KOLOMRAKYAT.COM: Puluhan massa dari Komite Pemuda dan Mahasiswa Pemerhati Pendidikan menggelar aksi unjuk rasa di depan Gedung Komisi Pemberantasan Korupsi (KPK) dan Kementerian Pendidikan Tinggi, Sains, dan Teknologi (Kemendikti Saintek), di Jakarta, Jumat (16 Mei 2025).
Aksi tersebut merupakan bentuk protes terhadap dugaan pelanggaran berat yang melibatkan Rektor Universitas Halu Oleo (UHO), Prof. Dr. Muhammad Zamrun Firihu, mulai dari plagiarisme karya ilmiah, rekayasa pemilihan rektor, hingga lonjakan kekayaan yang dinilai tidak wajar.
Dalam aksi ini, massa membawa spanduk dan poster yang menampilkan wajah Zamrun dengan tanda silang merah dan tulisan-tulisan bernada kecaman.
Koordinator Lapangan, Amirudin, menyampaikan bahwa aksi ini digelar demi menyelamatkan dunia pendidikan dari praktik curang dan penyalahgunaan kekuasaan di lingkungan kampus.
“Kami mendesak KPK untuk segera memeriksa harta kekayaan Muhammad Zamrun Firihu yang terus meningkat selama menjabat sebagai rektor UHO. Kami juga meminta Kemendikti mengambil alih sepenuhnya proses pemilihan rektor UHO periode 2025–2029 yang sarat pelanggaran,” tegas Amirudin, Jumat (16/5).

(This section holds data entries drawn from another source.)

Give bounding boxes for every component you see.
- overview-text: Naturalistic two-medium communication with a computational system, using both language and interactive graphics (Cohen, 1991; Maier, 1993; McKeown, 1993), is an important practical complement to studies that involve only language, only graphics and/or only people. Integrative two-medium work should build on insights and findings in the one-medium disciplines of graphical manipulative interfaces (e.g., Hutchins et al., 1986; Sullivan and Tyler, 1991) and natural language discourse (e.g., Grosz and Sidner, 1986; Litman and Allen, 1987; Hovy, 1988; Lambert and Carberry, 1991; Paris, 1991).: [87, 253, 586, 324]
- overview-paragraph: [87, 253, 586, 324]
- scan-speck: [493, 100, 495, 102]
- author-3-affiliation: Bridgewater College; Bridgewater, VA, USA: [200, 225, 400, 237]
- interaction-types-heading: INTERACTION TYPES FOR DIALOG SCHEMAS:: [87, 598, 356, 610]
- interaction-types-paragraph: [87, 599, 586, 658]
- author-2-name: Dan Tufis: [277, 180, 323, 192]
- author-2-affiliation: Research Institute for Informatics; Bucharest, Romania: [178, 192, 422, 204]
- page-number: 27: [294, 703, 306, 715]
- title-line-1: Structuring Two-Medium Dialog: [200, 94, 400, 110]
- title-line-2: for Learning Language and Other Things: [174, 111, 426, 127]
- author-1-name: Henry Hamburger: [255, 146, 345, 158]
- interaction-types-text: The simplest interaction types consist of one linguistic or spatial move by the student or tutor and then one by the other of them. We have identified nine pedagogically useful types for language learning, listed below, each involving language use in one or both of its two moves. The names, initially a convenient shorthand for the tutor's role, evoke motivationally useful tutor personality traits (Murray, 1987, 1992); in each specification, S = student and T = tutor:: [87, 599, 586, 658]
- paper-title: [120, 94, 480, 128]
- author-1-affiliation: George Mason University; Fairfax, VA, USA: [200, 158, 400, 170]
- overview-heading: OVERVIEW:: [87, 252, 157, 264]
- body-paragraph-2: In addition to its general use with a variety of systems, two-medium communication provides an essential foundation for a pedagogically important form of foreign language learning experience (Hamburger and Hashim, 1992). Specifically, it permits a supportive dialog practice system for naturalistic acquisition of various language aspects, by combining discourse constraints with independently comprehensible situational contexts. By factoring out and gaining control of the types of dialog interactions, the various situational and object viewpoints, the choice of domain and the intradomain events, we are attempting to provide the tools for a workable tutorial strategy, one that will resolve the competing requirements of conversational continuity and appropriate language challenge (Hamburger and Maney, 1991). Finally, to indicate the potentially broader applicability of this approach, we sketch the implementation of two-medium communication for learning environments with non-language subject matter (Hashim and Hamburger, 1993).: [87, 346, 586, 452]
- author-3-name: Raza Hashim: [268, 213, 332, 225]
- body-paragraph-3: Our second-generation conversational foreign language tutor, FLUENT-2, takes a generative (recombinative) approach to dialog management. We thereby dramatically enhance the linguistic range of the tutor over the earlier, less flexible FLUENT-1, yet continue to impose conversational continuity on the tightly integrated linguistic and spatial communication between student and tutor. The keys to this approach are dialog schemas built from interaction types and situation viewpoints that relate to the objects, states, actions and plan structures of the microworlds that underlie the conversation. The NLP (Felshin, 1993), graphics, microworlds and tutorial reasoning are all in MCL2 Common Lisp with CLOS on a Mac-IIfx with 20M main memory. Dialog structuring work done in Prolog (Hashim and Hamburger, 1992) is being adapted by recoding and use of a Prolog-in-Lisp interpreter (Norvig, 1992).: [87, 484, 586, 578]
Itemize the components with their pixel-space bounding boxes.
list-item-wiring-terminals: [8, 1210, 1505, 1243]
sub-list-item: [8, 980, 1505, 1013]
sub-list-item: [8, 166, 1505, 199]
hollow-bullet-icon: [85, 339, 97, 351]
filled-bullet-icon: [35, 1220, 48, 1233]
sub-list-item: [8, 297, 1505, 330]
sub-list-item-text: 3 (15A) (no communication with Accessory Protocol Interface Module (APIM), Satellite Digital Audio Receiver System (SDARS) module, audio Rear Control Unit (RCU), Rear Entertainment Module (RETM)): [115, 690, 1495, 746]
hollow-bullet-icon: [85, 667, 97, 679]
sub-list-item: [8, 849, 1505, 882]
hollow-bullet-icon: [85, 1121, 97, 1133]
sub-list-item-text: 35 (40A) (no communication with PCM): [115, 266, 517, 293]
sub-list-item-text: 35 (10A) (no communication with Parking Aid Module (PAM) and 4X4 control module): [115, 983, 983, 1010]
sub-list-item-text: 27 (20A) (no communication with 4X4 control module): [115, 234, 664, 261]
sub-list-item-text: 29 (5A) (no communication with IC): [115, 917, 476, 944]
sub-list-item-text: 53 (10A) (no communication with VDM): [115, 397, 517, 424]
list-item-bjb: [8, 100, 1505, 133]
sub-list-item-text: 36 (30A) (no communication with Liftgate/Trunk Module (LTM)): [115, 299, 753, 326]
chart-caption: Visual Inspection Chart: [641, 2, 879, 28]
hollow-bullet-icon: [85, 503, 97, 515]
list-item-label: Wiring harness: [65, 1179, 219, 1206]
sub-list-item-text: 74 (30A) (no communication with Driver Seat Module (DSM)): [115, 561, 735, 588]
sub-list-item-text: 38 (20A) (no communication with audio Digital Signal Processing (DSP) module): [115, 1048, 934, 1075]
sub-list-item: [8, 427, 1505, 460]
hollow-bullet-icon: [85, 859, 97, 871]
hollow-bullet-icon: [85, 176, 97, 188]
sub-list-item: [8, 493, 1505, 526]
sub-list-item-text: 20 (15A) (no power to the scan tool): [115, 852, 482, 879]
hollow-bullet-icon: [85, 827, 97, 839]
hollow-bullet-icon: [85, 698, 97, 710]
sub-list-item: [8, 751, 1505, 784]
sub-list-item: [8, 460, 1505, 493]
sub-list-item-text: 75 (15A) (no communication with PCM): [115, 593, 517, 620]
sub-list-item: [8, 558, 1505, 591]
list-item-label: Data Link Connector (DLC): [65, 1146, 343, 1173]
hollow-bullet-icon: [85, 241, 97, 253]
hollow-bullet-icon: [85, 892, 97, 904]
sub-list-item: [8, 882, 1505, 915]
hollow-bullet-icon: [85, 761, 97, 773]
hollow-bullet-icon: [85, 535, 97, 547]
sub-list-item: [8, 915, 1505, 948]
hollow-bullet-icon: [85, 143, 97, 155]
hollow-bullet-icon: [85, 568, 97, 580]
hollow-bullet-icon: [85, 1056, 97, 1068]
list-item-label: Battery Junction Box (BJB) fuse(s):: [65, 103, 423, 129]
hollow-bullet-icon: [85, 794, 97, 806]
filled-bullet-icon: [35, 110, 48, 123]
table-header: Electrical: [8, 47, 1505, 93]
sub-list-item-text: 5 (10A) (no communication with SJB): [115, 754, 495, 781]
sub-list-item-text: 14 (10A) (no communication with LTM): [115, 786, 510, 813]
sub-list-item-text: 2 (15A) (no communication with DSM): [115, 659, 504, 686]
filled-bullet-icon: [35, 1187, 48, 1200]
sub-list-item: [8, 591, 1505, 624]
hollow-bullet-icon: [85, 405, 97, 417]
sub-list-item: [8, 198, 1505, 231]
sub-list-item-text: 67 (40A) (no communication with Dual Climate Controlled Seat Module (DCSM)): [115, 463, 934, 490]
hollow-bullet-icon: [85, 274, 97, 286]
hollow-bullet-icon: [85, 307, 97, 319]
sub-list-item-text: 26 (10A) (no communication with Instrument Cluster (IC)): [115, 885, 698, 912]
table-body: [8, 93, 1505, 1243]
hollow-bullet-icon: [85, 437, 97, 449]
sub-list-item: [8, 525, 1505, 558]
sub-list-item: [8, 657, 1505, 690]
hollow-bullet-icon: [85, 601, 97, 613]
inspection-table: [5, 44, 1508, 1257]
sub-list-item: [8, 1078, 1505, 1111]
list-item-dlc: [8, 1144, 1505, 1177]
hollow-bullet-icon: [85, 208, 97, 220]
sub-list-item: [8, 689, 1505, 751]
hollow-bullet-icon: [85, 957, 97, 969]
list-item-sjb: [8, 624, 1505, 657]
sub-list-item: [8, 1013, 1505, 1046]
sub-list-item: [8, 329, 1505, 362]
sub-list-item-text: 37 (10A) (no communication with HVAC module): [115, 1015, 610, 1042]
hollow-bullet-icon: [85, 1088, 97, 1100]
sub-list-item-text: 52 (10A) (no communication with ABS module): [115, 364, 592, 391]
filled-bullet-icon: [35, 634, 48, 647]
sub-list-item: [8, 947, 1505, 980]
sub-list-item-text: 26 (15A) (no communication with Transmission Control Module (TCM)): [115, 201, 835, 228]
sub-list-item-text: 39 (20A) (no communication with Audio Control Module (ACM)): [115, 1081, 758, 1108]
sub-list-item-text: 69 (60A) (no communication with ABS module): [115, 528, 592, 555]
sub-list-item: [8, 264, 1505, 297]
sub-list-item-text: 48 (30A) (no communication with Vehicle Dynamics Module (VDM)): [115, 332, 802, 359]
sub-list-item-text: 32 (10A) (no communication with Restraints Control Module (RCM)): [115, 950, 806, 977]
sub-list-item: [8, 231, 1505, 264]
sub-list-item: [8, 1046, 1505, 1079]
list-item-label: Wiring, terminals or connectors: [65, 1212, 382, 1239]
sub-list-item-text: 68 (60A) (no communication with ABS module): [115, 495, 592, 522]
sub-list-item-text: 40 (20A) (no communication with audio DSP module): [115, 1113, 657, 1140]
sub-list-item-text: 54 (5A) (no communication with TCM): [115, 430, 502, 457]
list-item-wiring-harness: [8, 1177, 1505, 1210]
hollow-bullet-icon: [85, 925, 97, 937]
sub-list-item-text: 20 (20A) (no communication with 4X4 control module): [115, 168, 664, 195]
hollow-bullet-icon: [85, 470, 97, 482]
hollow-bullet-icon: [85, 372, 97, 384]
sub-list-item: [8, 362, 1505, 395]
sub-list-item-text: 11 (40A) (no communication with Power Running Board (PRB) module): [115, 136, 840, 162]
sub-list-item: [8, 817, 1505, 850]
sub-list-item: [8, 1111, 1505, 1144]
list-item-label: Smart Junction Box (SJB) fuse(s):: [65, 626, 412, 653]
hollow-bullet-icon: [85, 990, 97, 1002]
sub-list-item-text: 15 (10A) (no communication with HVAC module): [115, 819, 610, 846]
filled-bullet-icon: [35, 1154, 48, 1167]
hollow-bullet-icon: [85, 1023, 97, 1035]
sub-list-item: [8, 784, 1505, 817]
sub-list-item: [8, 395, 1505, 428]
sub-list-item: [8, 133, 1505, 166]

Dikatakan, di Kantor Kemendikti Saintek, Amirudin Cs diterima secara resmi oleh pejabat Direktorat Jenderal Pendidikan Tinggi (Ditjen Dikti) dan menyerahkan dokumen investigasi yang berisi tiga poin utama pelanggaran yang dituduhkan kepada Prof. Zamrun. Pertama, dugaan plagiarisme berdasarkan laporan Ombudsman Republik Indonesia (ORI) tahun 2018, yang menyatakan Zamrun terbukti menjiplak karya ilmiah orang lain. Namun, rekomendasi tersebut hingga kini belum ditindaklanjuti secara tegas oleh Kementerian.
Kedua, dugaan rekayasa dalam proses pemilihan rektor UHO periode 2025–2029. Dalam dokumen yang diserahkan, Komite mengungkap bahwa statuta universitas tahun 2025 disahkan tanpa persetujuan sah dari Senat. Selain itu, jumlah anggota senat diduga sengaja dikurangi dari 121 menjadi 49 orang demi membentuk senat yang loyal terhadap rektor petahana. Proses penyaringan tiga besar calon rektor juga dinilai tertutup dan tidak akuntabel.
Ketiga, terkait dugaan lonjakan kekayaan yang tidak sebanding dengan penghasilan Zamrun sebagai pejabat kampus. Dalam laporan LHKPN, harta Zamrun meningkat dari sekitar Rp3,6 miliar pada 2018 menjadi lebih dari Rp17 miliar pada 2023. Komite juga menunjukkan bukti visual aset berupa rumah mewah yang diduga belum tercantum dalam LHKPN, terletak di kawasan elite Anduonohu, Kota Kendari, dengan taksiran nilai mencapai Rp10 miliar.
Atas dasar itu, Komite menyampaikan sejumlah tuntutan resmi dalam aksinya, yakni:
- Menonaktifkan Prof. Muhammad Zamrun Firihu dari jabatan Rektor UHO;
- Menunjuk Pelaksana Tugas (Plt.) Rektor independen untuk mengawal pemilihan rektor;
- Meminta Kemendikti dan DPR membentuk tim investigasi dan menggelar Rapat Dengar Pendapat (RDP);
- Mendesak KPK memeriksa LHKPN dan dugaan gratifikasi;
- Meminta pencabutan gelar guru besar Zamrun jika terbukti melakukan pelanggaran etik akademik;
- Memproses hukum dugaan kerugian negara akibat tunjangan jabatan selama dua periode kepemimpinan Zamrun;
- Meminta Presiden dan Menteri segera mengambil langkah hukum dan administratif.
Amirudin menegaskan, aksi ini bukan akhir dari gerakan moral yang mereka bangun. “Kami akan terus mengawal kasus ini. Dunia pendidikan harus diselamatkan dari pembusukan kekuasaan. Jika hukum tumpul ke atas, maka mahasiswa dan pemuda akan menjadi penjaga terakhir keadilan,” pungkasnya.
Aksi berlangsung tertib dan mendapat pengawalan dari aparat keamanan. Komite berkomitmen untuk terus memperjuangkan integritas akademik di UHO dan kampus-kampus lainnya.